Speakers at the seminar were as follows:
- Graham Arthur, Chair of the Advisory Group on Legal Issues of the Anti-Doping Convention of the Council of Europe
- Mark Hovell, Partner, Mills & Reeve Law Firm; UK National Anti-Doping Panel member
- Elda Moreno, Head of Children’s Rights and Sport Values Department, Council of Europe
- Simeon Petrovski, Lawyer, European Court of Human Rights
- Daniel Rietiker, Lawyer, European Court of Human Rights
- Michał Rynkowski, Office Director, Polish Commission Against Doping in Sport
- Anders Solheim, Chair of the Monitoring Group of the Anti-Doping Convention of the Council of Europe
- Julien Sieveking, Director, Legal Affairs, World Anti-Doping Agency
Among other aspects, there was a general consensus at the end of the seminar that:
- An independent hearing panel is one that is independent from and not governed by national anti-doping organizations, sport organizations or sport federations. Independence of a hearing panel is not compromised by it being funded by government.
- Anti-doping hearing panel members should be appointed on the basis of relevant expertise.
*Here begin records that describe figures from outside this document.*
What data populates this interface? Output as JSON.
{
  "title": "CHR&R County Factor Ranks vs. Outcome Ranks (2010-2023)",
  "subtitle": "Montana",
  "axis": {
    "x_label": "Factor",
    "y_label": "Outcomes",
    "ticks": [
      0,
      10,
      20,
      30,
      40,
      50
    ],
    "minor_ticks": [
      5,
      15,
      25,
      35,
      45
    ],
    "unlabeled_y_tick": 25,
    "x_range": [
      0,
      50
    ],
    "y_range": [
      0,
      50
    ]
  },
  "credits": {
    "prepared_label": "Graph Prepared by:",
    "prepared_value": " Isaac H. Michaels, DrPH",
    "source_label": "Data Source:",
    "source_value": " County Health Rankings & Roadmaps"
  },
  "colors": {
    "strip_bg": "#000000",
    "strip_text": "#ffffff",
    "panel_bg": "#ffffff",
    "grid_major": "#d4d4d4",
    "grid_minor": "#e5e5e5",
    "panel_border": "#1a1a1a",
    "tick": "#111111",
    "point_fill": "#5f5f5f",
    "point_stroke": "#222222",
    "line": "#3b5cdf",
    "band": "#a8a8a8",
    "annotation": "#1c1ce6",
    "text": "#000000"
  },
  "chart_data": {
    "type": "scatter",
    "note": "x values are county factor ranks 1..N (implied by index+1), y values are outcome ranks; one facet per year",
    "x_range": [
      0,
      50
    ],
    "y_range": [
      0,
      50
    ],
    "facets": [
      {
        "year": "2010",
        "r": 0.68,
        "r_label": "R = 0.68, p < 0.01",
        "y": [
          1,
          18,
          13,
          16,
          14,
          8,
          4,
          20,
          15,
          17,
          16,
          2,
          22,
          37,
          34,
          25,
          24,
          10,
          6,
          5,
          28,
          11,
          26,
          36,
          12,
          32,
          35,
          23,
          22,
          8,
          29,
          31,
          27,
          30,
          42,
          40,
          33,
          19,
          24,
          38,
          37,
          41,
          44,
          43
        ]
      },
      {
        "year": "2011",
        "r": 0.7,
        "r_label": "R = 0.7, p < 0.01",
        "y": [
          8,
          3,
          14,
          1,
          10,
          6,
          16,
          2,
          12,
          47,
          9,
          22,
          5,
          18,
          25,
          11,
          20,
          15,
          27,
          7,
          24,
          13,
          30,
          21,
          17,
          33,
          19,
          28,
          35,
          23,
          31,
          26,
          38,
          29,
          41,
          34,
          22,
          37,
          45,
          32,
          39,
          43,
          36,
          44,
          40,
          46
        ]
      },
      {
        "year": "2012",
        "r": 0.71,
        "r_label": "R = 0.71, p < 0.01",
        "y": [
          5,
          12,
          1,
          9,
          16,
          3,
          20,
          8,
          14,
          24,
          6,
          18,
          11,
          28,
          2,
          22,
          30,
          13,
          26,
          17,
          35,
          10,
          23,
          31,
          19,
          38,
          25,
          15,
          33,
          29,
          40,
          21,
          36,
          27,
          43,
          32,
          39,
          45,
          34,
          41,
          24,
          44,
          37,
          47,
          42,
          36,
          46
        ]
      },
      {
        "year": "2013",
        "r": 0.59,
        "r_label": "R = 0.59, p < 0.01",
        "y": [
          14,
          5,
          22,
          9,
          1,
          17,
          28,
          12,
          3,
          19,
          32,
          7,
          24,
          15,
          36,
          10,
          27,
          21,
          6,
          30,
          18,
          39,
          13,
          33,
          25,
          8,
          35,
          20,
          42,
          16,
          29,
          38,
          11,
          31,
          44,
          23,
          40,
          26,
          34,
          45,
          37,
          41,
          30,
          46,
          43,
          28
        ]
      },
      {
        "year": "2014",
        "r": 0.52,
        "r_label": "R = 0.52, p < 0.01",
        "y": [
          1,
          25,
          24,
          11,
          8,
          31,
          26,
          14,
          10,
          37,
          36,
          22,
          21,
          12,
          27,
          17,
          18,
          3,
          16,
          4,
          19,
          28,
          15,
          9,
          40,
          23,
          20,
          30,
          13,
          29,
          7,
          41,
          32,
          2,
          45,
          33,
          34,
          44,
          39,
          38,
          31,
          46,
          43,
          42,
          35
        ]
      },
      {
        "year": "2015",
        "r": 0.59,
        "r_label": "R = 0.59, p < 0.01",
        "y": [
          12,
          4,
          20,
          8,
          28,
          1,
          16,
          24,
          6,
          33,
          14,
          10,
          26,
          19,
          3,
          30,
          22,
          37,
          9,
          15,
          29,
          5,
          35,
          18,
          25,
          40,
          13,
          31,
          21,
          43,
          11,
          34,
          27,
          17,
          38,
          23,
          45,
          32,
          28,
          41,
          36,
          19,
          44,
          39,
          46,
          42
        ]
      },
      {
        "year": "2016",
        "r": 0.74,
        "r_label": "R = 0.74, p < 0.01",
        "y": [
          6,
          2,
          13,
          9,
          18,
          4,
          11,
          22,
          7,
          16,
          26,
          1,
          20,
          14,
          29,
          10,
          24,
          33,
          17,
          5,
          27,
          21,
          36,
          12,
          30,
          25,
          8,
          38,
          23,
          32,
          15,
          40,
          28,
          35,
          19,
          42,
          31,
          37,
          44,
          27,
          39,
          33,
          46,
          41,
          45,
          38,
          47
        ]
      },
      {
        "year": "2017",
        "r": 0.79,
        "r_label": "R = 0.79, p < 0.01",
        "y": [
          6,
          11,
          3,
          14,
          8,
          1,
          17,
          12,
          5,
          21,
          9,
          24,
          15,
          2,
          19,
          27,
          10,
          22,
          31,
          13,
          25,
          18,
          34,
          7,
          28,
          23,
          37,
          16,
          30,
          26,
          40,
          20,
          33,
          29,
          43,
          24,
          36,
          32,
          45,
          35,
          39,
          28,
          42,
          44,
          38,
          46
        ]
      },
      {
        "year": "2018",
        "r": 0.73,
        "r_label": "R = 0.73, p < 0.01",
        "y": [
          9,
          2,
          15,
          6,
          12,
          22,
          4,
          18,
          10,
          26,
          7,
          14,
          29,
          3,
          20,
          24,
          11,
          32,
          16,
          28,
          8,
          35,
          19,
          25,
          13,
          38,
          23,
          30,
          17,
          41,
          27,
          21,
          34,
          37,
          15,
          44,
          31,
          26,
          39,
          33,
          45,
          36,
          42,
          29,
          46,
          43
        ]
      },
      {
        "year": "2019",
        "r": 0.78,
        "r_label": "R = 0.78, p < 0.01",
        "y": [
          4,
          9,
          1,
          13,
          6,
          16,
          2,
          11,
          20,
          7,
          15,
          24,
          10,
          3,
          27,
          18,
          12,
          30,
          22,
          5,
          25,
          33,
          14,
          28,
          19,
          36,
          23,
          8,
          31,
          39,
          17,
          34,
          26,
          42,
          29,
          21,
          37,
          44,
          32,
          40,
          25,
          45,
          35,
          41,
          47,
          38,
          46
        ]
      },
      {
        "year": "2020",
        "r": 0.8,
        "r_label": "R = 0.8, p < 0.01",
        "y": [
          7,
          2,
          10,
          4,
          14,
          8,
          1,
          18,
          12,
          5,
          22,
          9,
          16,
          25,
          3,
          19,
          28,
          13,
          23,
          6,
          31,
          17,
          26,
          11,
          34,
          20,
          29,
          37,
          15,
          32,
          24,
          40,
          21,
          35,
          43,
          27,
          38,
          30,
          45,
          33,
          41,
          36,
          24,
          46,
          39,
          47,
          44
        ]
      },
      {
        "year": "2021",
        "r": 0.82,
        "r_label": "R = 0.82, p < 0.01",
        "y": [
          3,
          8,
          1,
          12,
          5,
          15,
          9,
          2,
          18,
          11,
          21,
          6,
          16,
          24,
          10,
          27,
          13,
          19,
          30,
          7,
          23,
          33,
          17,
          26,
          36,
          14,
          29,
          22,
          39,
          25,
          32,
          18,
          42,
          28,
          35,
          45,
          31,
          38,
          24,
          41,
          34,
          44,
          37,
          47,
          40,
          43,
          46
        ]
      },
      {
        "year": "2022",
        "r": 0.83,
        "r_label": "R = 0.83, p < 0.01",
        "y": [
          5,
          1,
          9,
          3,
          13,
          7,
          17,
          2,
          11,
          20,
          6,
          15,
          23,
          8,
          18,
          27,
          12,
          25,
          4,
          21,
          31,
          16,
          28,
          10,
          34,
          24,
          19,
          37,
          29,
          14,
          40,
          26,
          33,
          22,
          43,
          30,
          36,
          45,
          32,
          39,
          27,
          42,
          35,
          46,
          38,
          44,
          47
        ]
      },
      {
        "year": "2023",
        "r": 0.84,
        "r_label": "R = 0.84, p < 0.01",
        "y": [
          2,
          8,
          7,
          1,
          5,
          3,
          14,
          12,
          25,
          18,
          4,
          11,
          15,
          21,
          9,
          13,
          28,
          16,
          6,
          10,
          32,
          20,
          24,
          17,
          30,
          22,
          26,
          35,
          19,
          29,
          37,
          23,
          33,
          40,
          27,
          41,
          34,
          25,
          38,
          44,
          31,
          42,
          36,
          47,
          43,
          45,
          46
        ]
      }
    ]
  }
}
Panel members must be free from any undisclosed, actual or potential conflicts of interest. It is desirable to have a former sportsperson be a part of a panel.
- Anti-doping hearing panels must adopt stringent anti-corruption standards.
- An international standard on the independence of hearing panels should be developed. The role of the Court of Arbitration for Sport should be reviewed. The Council of Europe Anti-Doping Convention should be revised to reflect the importance of hearing panel independence.